Britischer Künstler lieferte Idee 

Inspiration für Hans Reitz und die Idee der Kaugummikunst war das Werk des britischen Künstlers Ben Wilson. Mehr als 10.000 von den sich nur schwer zersetzenden Abfallflecken hat er bereits Farbe und Motiv beschert. Einer Anzeige wegen Sachbeschädigung ist er nach einigen Verhandlungsstunden mit der Polizei entgangen, weil nicht er, sondern der ursprüngliche Besitzer des Kaugummis für die Sachbeschädigung verantwortlich gemacht werden müsste. 

„Die Kaugummis sind quasi anonyme Geschenke, die wir nicht haben wollen“, beschreibt  der Pressesprecher der Stadt, Siggi Schneider, die juristische Grundlage. Die Stadt ist für den öffentlichen Straßenraum verantwortlich, aber da die Entfernung nur über aufwändige Varianten des Erhitzens oder Einfrierens möglich ist, verfolge man vielmehr die Strategie, über Aufklärung an das Verantwortungsbewusstsein jedes Einzelnen zu appellieren. 

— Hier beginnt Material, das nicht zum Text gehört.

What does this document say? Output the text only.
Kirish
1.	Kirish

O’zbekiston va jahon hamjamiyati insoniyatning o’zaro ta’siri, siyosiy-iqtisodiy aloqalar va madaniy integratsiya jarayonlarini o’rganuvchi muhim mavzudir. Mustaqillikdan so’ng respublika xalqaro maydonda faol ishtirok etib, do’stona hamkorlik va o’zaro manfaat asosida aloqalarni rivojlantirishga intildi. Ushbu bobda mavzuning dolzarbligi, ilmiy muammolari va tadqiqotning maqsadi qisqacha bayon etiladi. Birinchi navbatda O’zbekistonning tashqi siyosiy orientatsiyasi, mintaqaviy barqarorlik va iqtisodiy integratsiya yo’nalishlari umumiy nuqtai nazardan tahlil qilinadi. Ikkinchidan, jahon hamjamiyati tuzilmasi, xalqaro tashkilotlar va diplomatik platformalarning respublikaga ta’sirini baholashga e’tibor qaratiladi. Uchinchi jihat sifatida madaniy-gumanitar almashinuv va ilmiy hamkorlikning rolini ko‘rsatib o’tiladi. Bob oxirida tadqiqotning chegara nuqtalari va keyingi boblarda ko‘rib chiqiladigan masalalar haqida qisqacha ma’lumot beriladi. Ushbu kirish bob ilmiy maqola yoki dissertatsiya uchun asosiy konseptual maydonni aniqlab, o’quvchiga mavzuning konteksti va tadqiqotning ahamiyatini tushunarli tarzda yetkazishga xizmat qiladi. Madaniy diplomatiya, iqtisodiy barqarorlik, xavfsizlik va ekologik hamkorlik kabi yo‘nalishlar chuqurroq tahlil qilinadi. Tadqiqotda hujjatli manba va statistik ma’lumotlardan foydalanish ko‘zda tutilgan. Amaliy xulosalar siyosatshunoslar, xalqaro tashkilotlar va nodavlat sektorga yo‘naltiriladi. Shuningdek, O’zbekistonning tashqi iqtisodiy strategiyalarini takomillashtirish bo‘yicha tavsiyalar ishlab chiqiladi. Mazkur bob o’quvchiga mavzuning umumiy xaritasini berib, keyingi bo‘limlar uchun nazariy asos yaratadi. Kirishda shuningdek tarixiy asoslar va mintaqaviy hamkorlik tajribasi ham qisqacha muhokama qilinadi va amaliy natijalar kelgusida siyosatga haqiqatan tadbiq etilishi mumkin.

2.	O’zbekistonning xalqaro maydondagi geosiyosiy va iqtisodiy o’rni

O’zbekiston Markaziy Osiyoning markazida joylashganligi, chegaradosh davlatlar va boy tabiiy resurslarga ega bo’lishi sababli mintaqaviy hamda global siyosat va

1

Dieser Appell ist Hans Reitz gelungen. Als 13-jähriger hat er selbst mit einer Feile Kaugummis vor Kinoeingängen vom Asphalt gekratzt und sich damit ein paar Mark verdient. Heute verschönert er das Problem, ohne es schön zu reden. Im Gegenteil: er schafft  Aufmerksamkeit auf einen negativen Beigeschmack – sowohl in Bezug auf das Kauvergnügen als auch in Bezug auf die Stadtwahrnehmung. Im kommenden Herbst dürfen wir uns auf weitere Streetart-Projekte unter dem Motto „Augen auf!“ freuen. Prädikat: Kunst, auf die wir stehen! 

Wettbewerb auf Facebook

Jeder kann mitmachen. Bis zum 15. Mai läuft die Aktion der bemalten Kaugummis in der Friedrichstraße. Pinsel und Farbe bekommt man im Kinderladen „Lalaland“ und im Café „Perfect Day“. Alle Werke werden fotografiert und über Facebook ausgestelllt. Der Künstler des schönsten Kaugummikunstwerks gewinnt eine Reise nach London.

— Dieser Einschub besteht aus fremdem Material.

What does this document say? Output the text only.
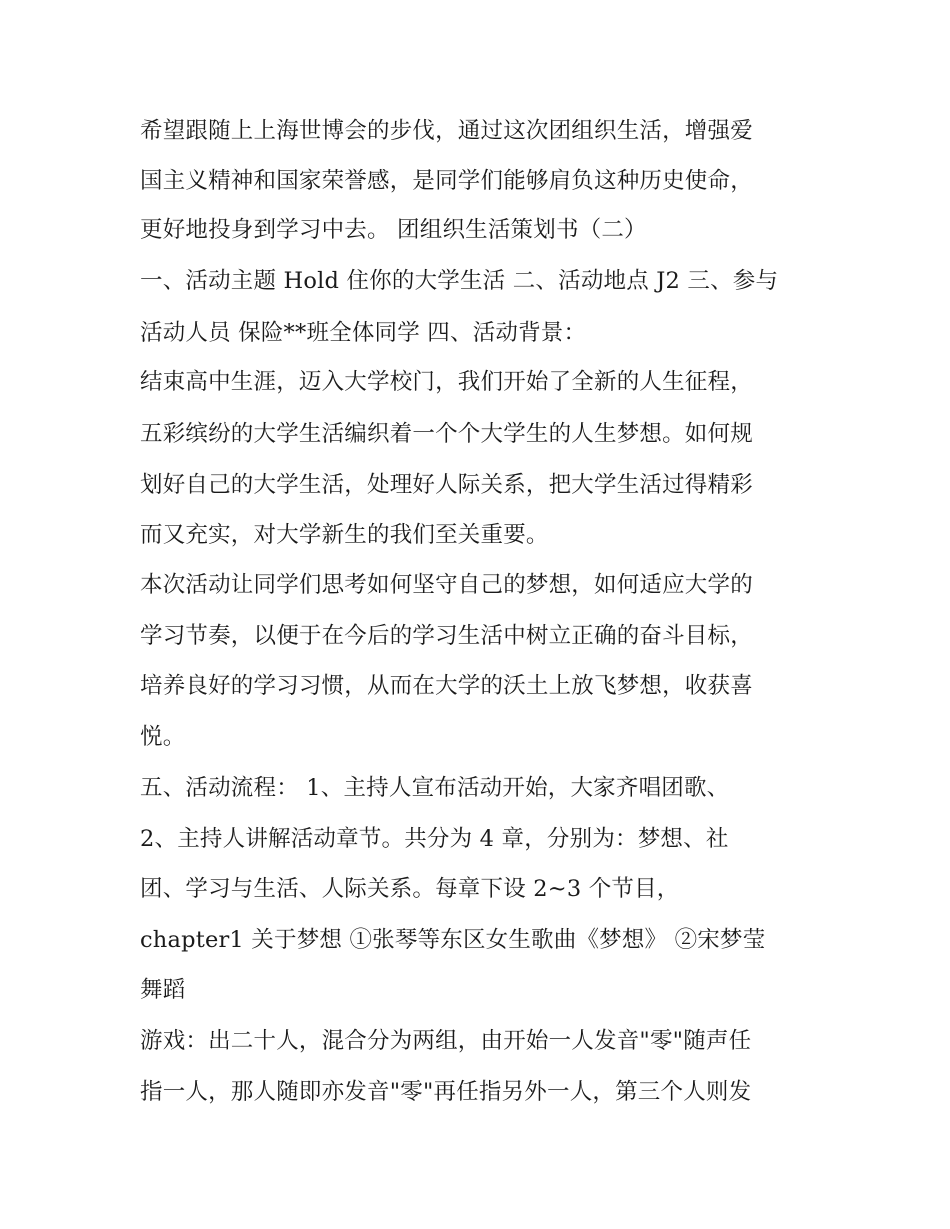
希望跟随上上海世博会的步伐，通过这次团组织生活，增强爱
国主义精神和国家荣誉感，是同学们能够肩负这种历史使命，
更好地投身到学习中去。 团组织生活策划书（二）
一、活动主题 Hold 住你的大学生活 二、活动地点 J2 三、参与
活动人员 保险**班全体同学 四、活动背景：
结束高中生涯，迈入大学校门，我们开始了全新的人生征程，
五彩缤纷的大学生活编织着一个个大学生的人生梦想。如何规
划好自己的大学生活，处理好人际关系，把大学生活过得精彩
而又充实，对大学新生的我们至关重要。
本次活动让同学们思考如何坚守自己的梦想，如何适应大学的
学习节奏，以便于在今后的学习生活中树立正确的奋斗目标，
培养良好的学习习惯，从而在大学的沃土上放飞梦想，收获喜
悦。
五、活动流程： 1、主持人宣布活动开始，大家齐唱团歌、
2、主持人讲解活动章节。共分为 4 章，分别为：梦想、社
团、学习与生活、人际关系。每章下设 2~3 个节目，
chapter1 关于梦想 ①张琴等东区女生歌曲《梦想》 ②宋梦莹
舞蹈
游戏：出二十人，混合分为两组，由开始一人发音"零"随声任
指一人，那人随即亦发音"零"再任指另外一人，第三个人则发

1 response to “Kaugummis zu Kunstwerken

  1. Sehr gut! Leider wird alles zugemüllt, einfach weggeschmissen, statt in die Mülltonne damit.
    Ich hoffe, dass die Aktion zum Nachdenken anregt und das viele ihren Müll mal wieder richtig entsorgen statt arglos überall hinzuschmeissen.